Reflection — the kind that emerges in the wake of self-awareness — is key to achieving excellence.

Once You Get Comfortable, Find A New Way to Get Uncomfortable

Because of these two methodologies, almost without fail, Top Gun trainees would see remarkable improvement in the first few weeks of their training. This improvement, however, ended up being the greatest challenge of all. The problem is often called the “curse of comfort.” Most (and I mean most) musicians, athletes, and performers never make it past good and on to great simply because they reached a level of achievement that was good enough for adoring parents and middling local competition. One of Ericsson’s chief — and perhaps most controversial — findings in his study of excellence is that satisfaction, not talent, is the real barrier that separates Olympic athletes and chess grandmasters from their peers. Remarkable achievement comes when those pursuing growth find newer and newer ways to push themselves beyond their previous plateaus. Even if those around them are satisfied, they never are.

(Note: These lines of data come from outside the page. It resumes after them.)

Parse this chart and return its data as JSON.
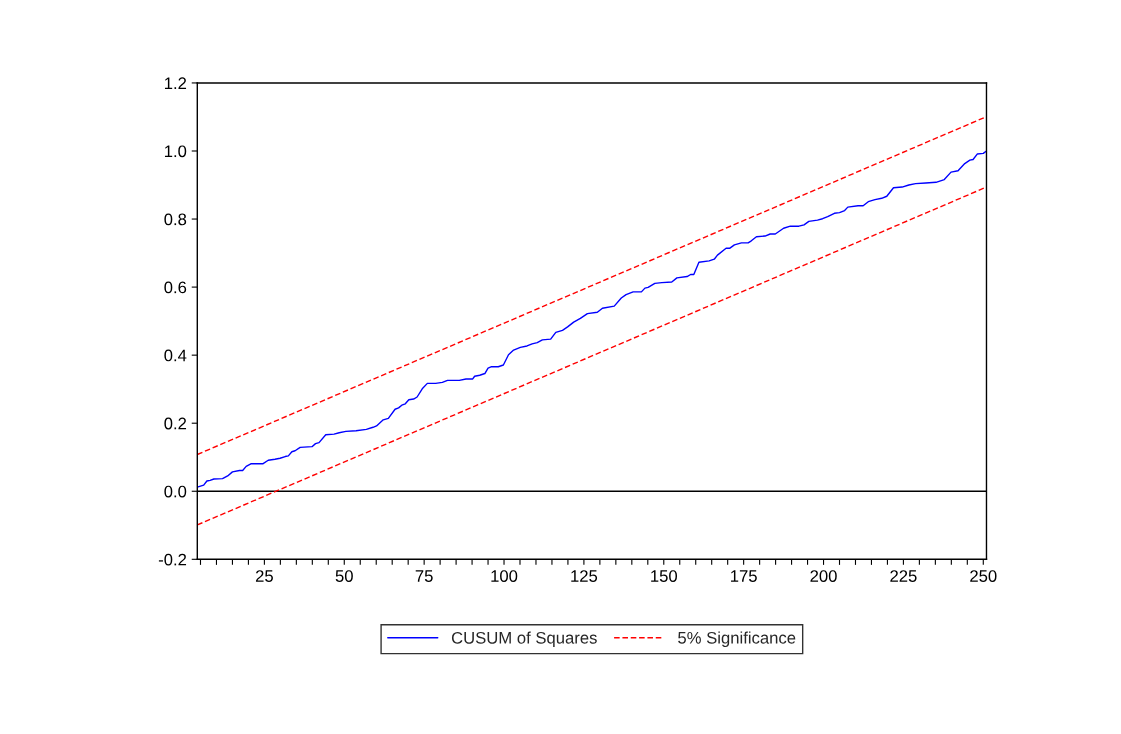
{
  "chart_data": {
    "type": "line",
    "xlim": [
      4,
      251
    ],
    "xticks": [
      {
        "value": 5,
        "label": null
      },
      {
        "value": 10,
        "label": null
      },
      {
        "value": 15,
        "label": null
      },
      {
        "value": 20,
        "label": null
      },
      25,
      {
        "value": 30,
        "label": null
      },
      {
        "value": 35,
        "label": null
      },
      {
        "value": 40,
        "label": null
      },
      {
        "value": 45,
        "label": null
      },
      50,
      {
        "value": 55,
        "label": null
      },
      {
        "value": 60,
        "label": null
      },
      {
        "value": 65,
        "label": null
      },
      {
        "value": 70,
        "label": null
      },
      75,
      {
        "value": 80,
        "label": null
      },
      {
        "value": 85,
        "label": null
      },
      {
        "value": 90,
        "label": null
      },
      {
        "value": 95,
        "label": null
      },
      100,
      {
        "value": 105,
        "label": null
      },
      {
        "value": 110,
        "label": null
      },
      {
        "value": 115,
        "label": null
      },
      {
        "value": 120,
        "label": null
      },
      125,
      {
        "value": 130,
        "label": null
      },
      {
        "value": 135,
        "label": null
      },
      {
        "value": 140,
        "label": null
      },
      {
        "value": 145,
        "label": null
      },
      150,
      {
        "value": 155,
        "label": null
      },
      {
        "value": 160,
        "label": null
      },
      {
        "value": 165,
        "label": null
      },
      {
        "value": 170,
        "label": null
      },
      175,
      {
        "value": 180,
        "label": null
      },
      {
        "value": 185,
        "label": null
      },
      {
        "value": 190,
        "label": null
      },
      {
        "value": 195,
        "label": null
      },
      200,
      {
        "value": 205,
        "label": null
      },
      {
        "value": 210,
        "label": null
      },
      {
        "value": 215,
        "label": null
      },
      {
        "value": 220,
        "label": null
      },
      225,
      {
        "value": 230,
        "label": null
      },
      {
        "value": 235,
        "label": null
      },
      {
        "value": 240,
        "label": null
      },
      {
        "value": 245,
        "label": null
      },
      250
    ],
    "ylim": [
      -0.2,
      1.2
    ],
    "yticks": [
      {
        "value": -0.2,
        "label": "-0.2"
      },
      {
        "value": 0,
        "label": "0.0"
      },
      {
        "value": 0.2,
        "label": "0.2"
      },
      {
        "value": 0.4,
        "label": "0.4"
      },
      {
        "value": 0.6,
        "label": "0.6"
      },
      {
        "value": 0.8,
        "label": "0.8"
      },
      {
        "value": 1.0,
        "label": "1.0"
      },
      {
        "value": 1.2,
        "label": "1.2"
      }
    ],
    "grid": false,
    "legend": "bottom",
    "line_style": "solid",
    "ref_lines": [
      {
        "axis": "y",
        "value": 0,
        "color": "#000000",
        "line_style": "solid"
      }
    ],
    "series": [
      {
        "name": "CUSUM of Squares",
        "color": "#0000ff",
        "x": [
          4,
          6,
          7,
          8,
          9.2,
          11.9,
          13.5,
          15,
          17.2,
          18.2,
          19.3,
          20.9,
          24.6,
          26.2,
          28.3,
          29.9,
          31.5,
          32.5,
          33.6,
          34.6,
          36.2,
          39.9,
          41,
          42.1,
          44.2,
          46.8,
          48.4,
          50.5,
          53.7,
          56.9,
          59,
          60.1,
          62.2,
          63.8,
          65.9,
          67,
          68,
          69.1,
          70.2,
          71.7,
          72.8,
          74.4,
          76,
          78.6,
          80.7,
          82.3,
          86,
          88.1,
          90.2,
          90.8,
          92.4,
          94,
          95,
          96.1,
          98.2,
          99.8,
          101.4,
          103,
          105.1,
          107.2,
          108.8,
          110.4,
          112,
          114.6,
          116.2,
          118.3,
          119.9,
          121.8,
          123.9,
          126.1,
          129.2,
          130.8,
          134.5,
          136.7,
          138.2,
          140.4,
          143,
          144.1,
          145.1,
          147.2,
          149.4,
          152.5,
          154.1,
          157.3,
          158.4,
          159.4,
          161,
          164.2,
          165.8,
          166.8,
          169.5,
          170.6,
          172.1,
          174.3,
          176.4,
          177.4,
          179,
          181.7,
          183.3,
          184.9,
          187.5,
          189.6,
          192.3,
          193.9,
          195.4,
          198.1,
          199.7,
          201.3,
          203.4,
          205,
          206.6,
          207.6,
          210.8,
          212.4,
          214,
          216.1,
          218.2,
          219.8,
          221.9,
          224.6,
          226.7,
          228.8,
          232,
          235.2,
          237.8,
          239.9,
          242.1,
          244.2,
          245.8,
          246.8,
          248.1,
          250,
          251
        ],
        "values": [
          0.012,
          0.018,
          0.03,
          0.032,
          0.036,
          0.037,
          0.045,
          0.057,
          0.061,
          0.061,
          0.073,
          0.081,
          0.081,
          0.091,
          0.094,
          0.097,
          0.102,
          0.104,
          0.116,
          0.119,
          0.129,
          0.131,
          0.14,
          0.143,
          0.166,
          0.168,
          0.172,
          0.176,
          0.178,
          0.182,
          0.188,
          0.192,
          0.21,
          0.214,
          0.241,
          0.245,
          0.253,
          0.257,
          0.269,
          0.271,
          0.277,
          0.301,
          0.317,
          0.317,
          0.32,
          0.326,
          0.326,
          0.33,
          0.33,
          0.338,
          0.341,
          0.346,
          0.362,
          0.366,
          0.366,
          0.371,
          0.401,
          0.415,
          0.423,
          0.427,
          0.433,
          0.437,
          0.445,
          0.447,
          0.467,
          0.473,
          0.483,
          0.497,
          0.508,
          0.522,
          0.526,
          0.538,
          0.544,
          0.568,
          0.578,
          0.586,
          0.586,
          0.597,
          0.599,
          0.611,
          0.613,
          0.615,
          0.627,
          0.631,
          0.637,
          0.637,
          0.673,
          0.677,
          0.682,
          0.694,
          0.714,
          0.714,
          0.724,
          0.73,
          0.73,
          0.736,
          0.748,
          0.75,
          0.756,
          0.756,
          0.773,
          0.779,
          0.779,
          0.783,
          0.793,
          0.797,
          0.801,
          0.807,
          0.817,
          0.819,
          0.825,
          0.835,
          0.839,
          0.839,
          0.851,
          0.857,
          0.861,
          0.867,
          0.892,
          0.894,
          0.9,
          0.904,
          0.906,
          0.908,
          0.916,
          0.938,
          0.942,
          0.963,
          0.973,
          0.975,
          0.991,
          0.993,
          1.0
        ]
      },
      {
        "name": "5% Significance",
        "color": "#ff0000",
        "line_style": "dashed",
        "x": [
          4,
          251
        ],
        "values": [
          0.108,
          1.101
        ]
      },
      {
        "color": "#ff0000",
        "line_style": "dashed",
        "x": [
          4,
          251
        ],
        "values": [
          -0.099,
          0.894
        ]
      }
    ]
  }
}
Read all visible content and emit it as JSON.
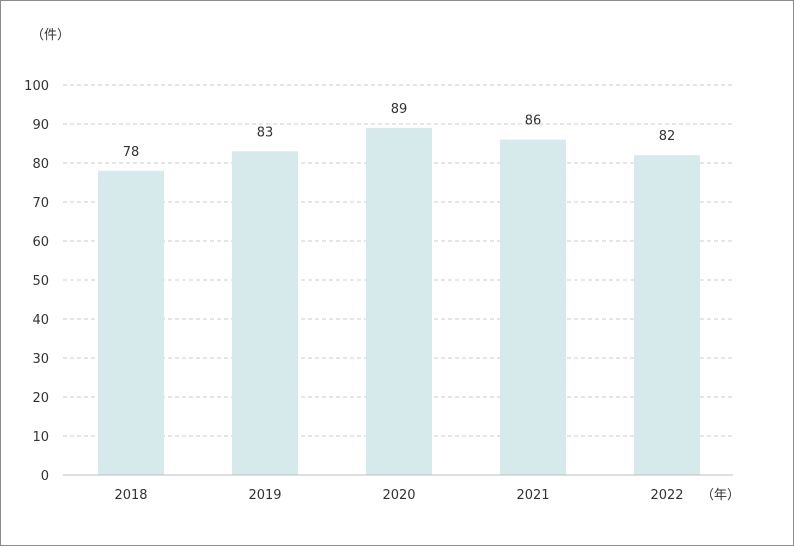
{
  "chart_data": {
    "type": "bar",
    "title": "",
    "ylabel": "（件）",
    "xlabel": "（年）",
    "ylim": [
      0,
      100
    ],
    "yticks": [
      0,
      10,
      20,
      30,
      40,
      50,
      60,
      70,
      80,
      90,
      100
    ],
    "grid": true,
    "categories": [
      "2018",
      "2019",
      "2020",
      "2021",
      "2022"
    ],
    "values": [
      78,
      83,
      89,
      86,
      82
    ],
    "bar_color": "#d6e9eb",
    "grid_color": "#cccccc",
    "axis_color": "#bfbfbf"
  }
}
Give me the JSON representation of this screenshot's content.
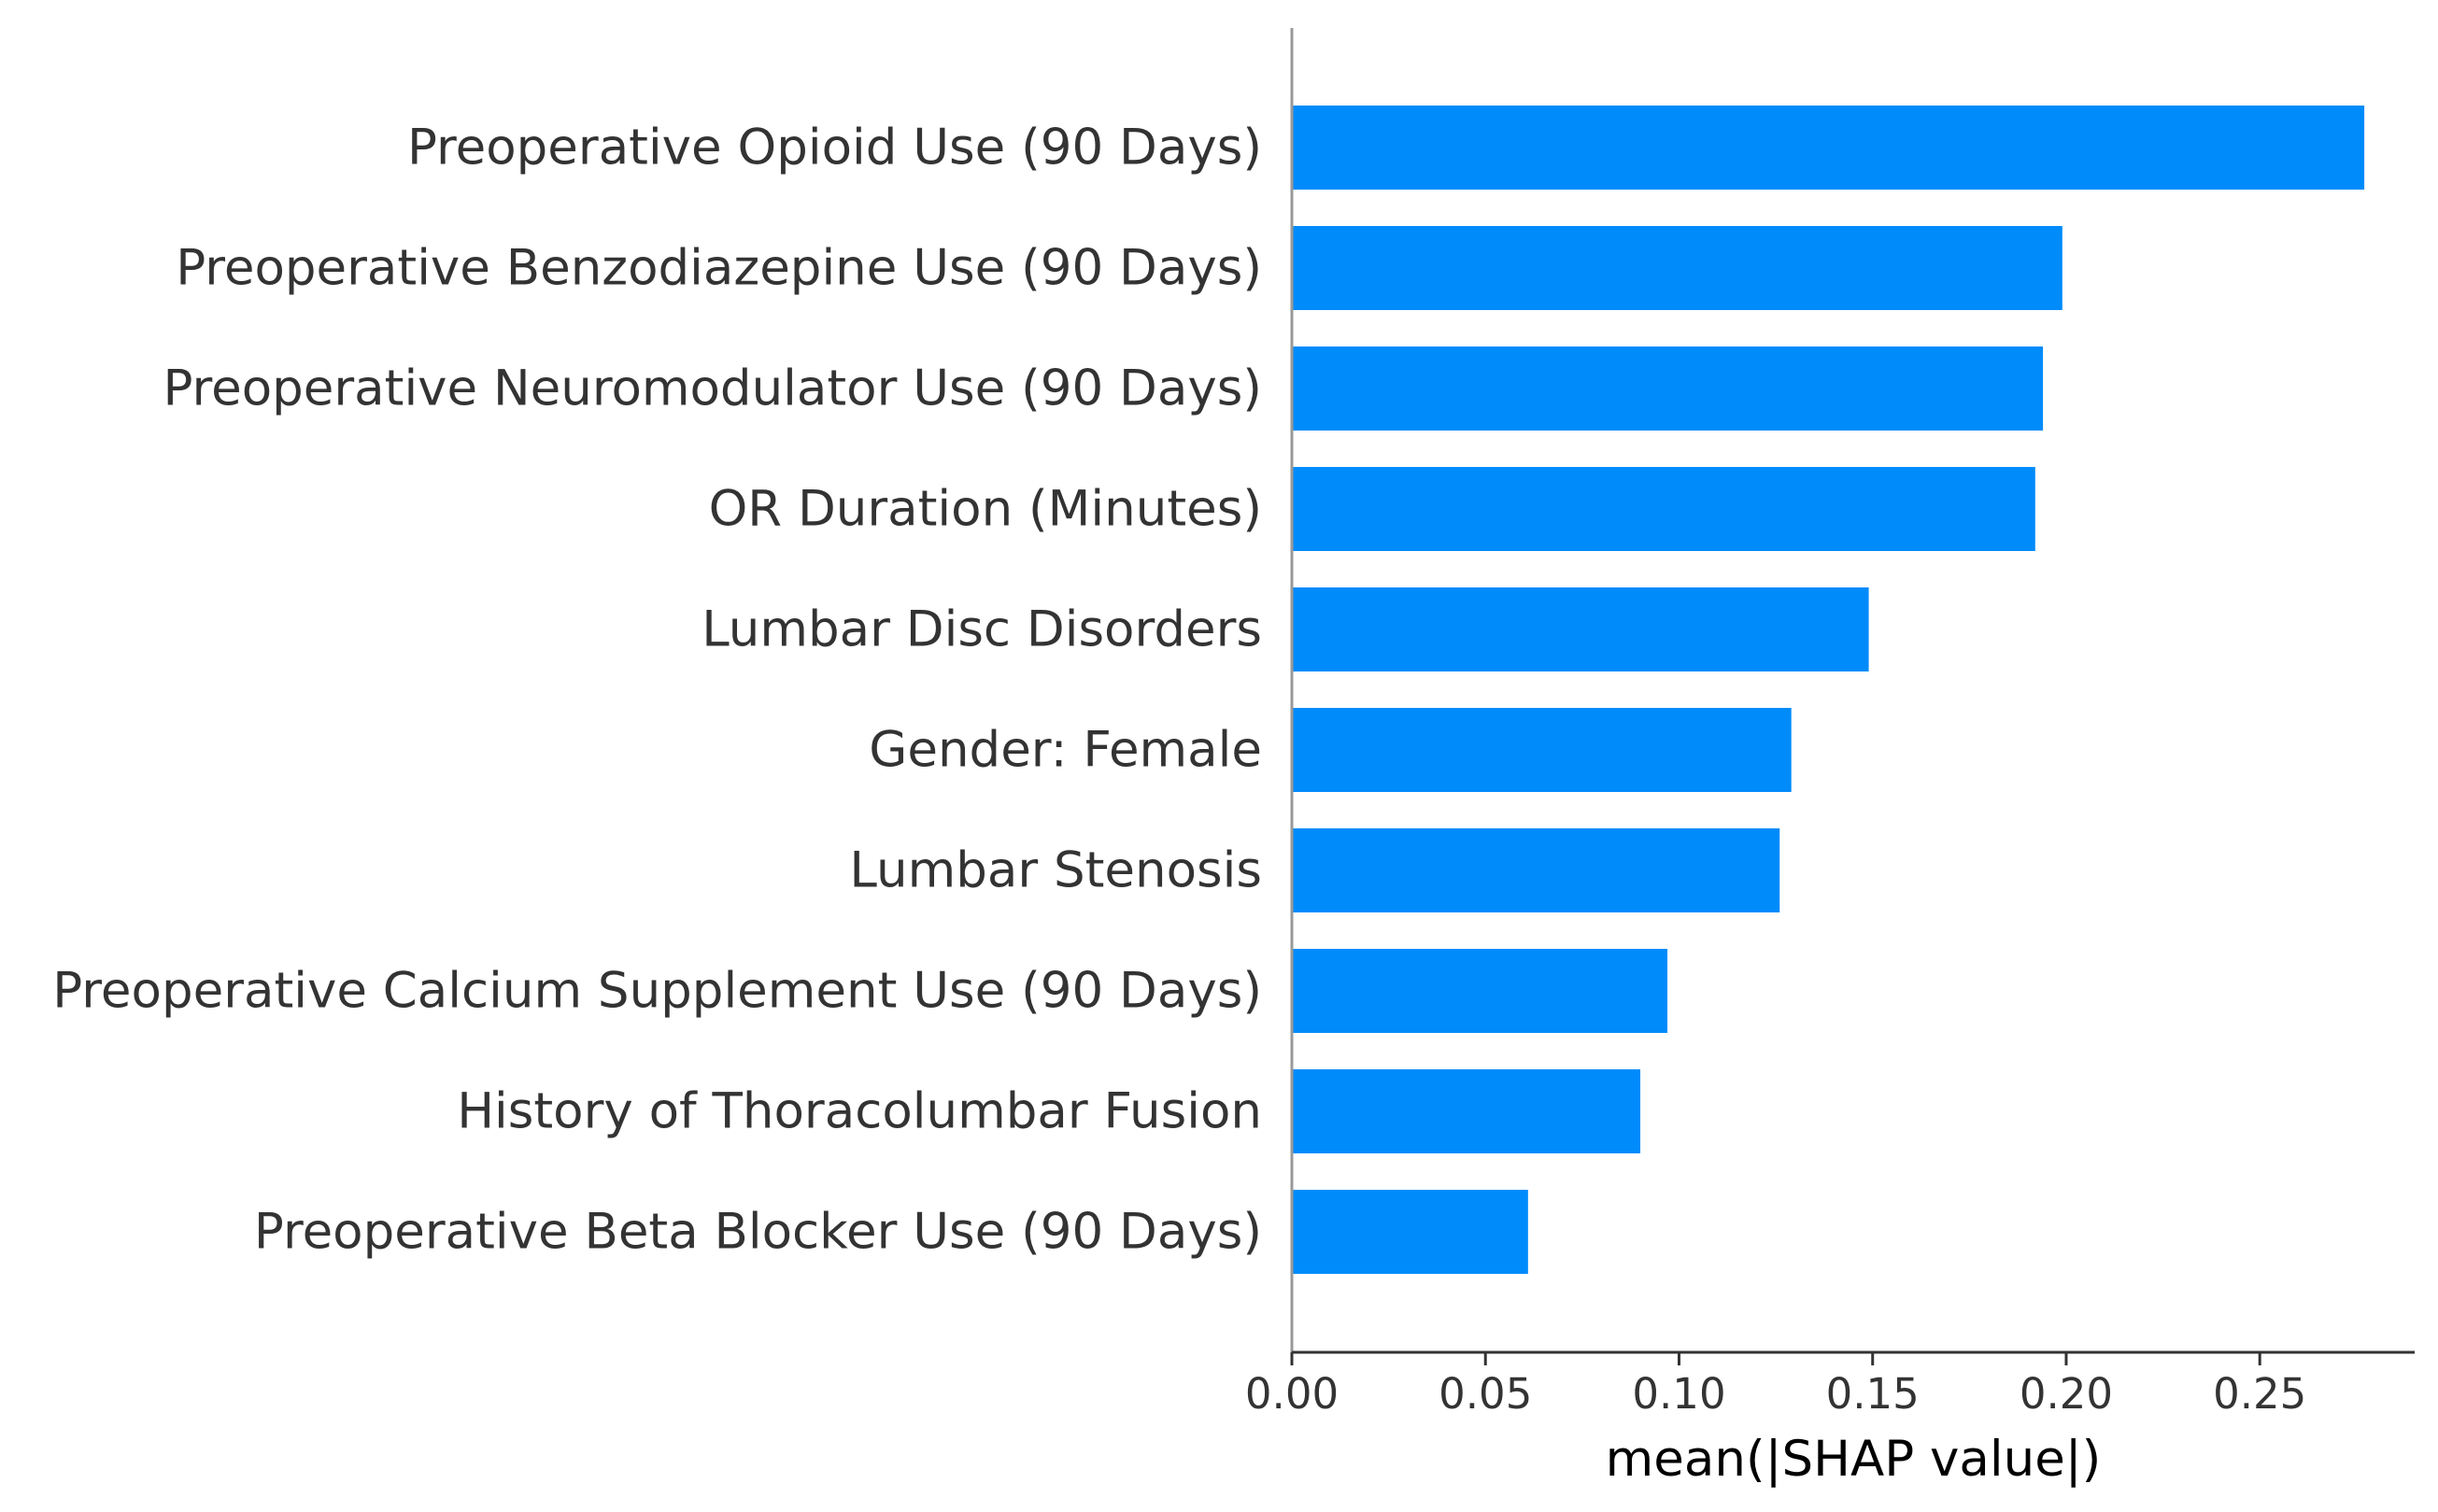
{
  "chart_data": {
    "type": "bar",
    "orientation": "horizontal",
    "categories": [
      "Preoperative Opioid Use (90 Days)",
      "Preoperative Benzodiazepine Use (90 Days)",
      "Preoperative Neuromodulator Use (90 Days)",
      "OR Duration (Minutes)",
      "Lumbar Disc Disorders",
      "Gender: Female",
      "Lumbar Stenosis",
      "Preoperative Calcium Supplement Use (90 Days)",
      "History of Thoracolumbar Fusion",
      "Preoperative Beta Blocker Use (90 Days)"
    ],
    "values": [
      0.277,
      0.199,
      0.194,
      0.192,
      0.149,
      0.129,
      0.126,
      0.097,
      0.09,
      0.061
    ],
    "xlabel": "mean(|SHAP value|)",
    "ylabel": "",
    "title": "",
    "xlim": [
      0,
      0.29
    ],
    "xticks": [
      0.0,
      0.05,
      0.1,
      0.15,
      0.2,
      0.25
    ],
    "xtick_labels": [
      "0.00",
      "0.05",
      "0.10",
      "0.15",
      "0.20",
      "0.25"
    ],
    "grid": false,
    "legend": "none",
    "bar_color": "#008bfb",
    "axis_color": "#333333"
  }
}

After the Vietnam War ended, the U.S. Navy no longer had a reason to keep Top Gun open, but the experiment had been so successful, that they decided to continue it – even at great cost. For several decades, Top Gun graduates continued to push themselves more than any other military force on the planet, and when the need for fighter pilots finally returned, the results of their deliberative practice shone brighter than ever. Ericsson highlights just how big of a difference the training made:

”By the time of the First Gulf War, both (the Navy and Air Force) had honed their programs so much that the pilots were far better trained than those in almost any other fighting service in the world. During the seven months of the First Gulf War, U.S. pilots shot down thirty-three enemy planes in air-to-air combat, losing only one plane in the process—perhaps the most dominant performance in combat aviation history."

Excellence, as it turns out, may be best defined not as the uncovering of a vast hidden talent but as the result of an intentional and relentless process. So, what goal are you currently chasing? What plateaus have you been camping out on for a little too long? How could you utilize the principles of deliberative practice to push yourself just a little further?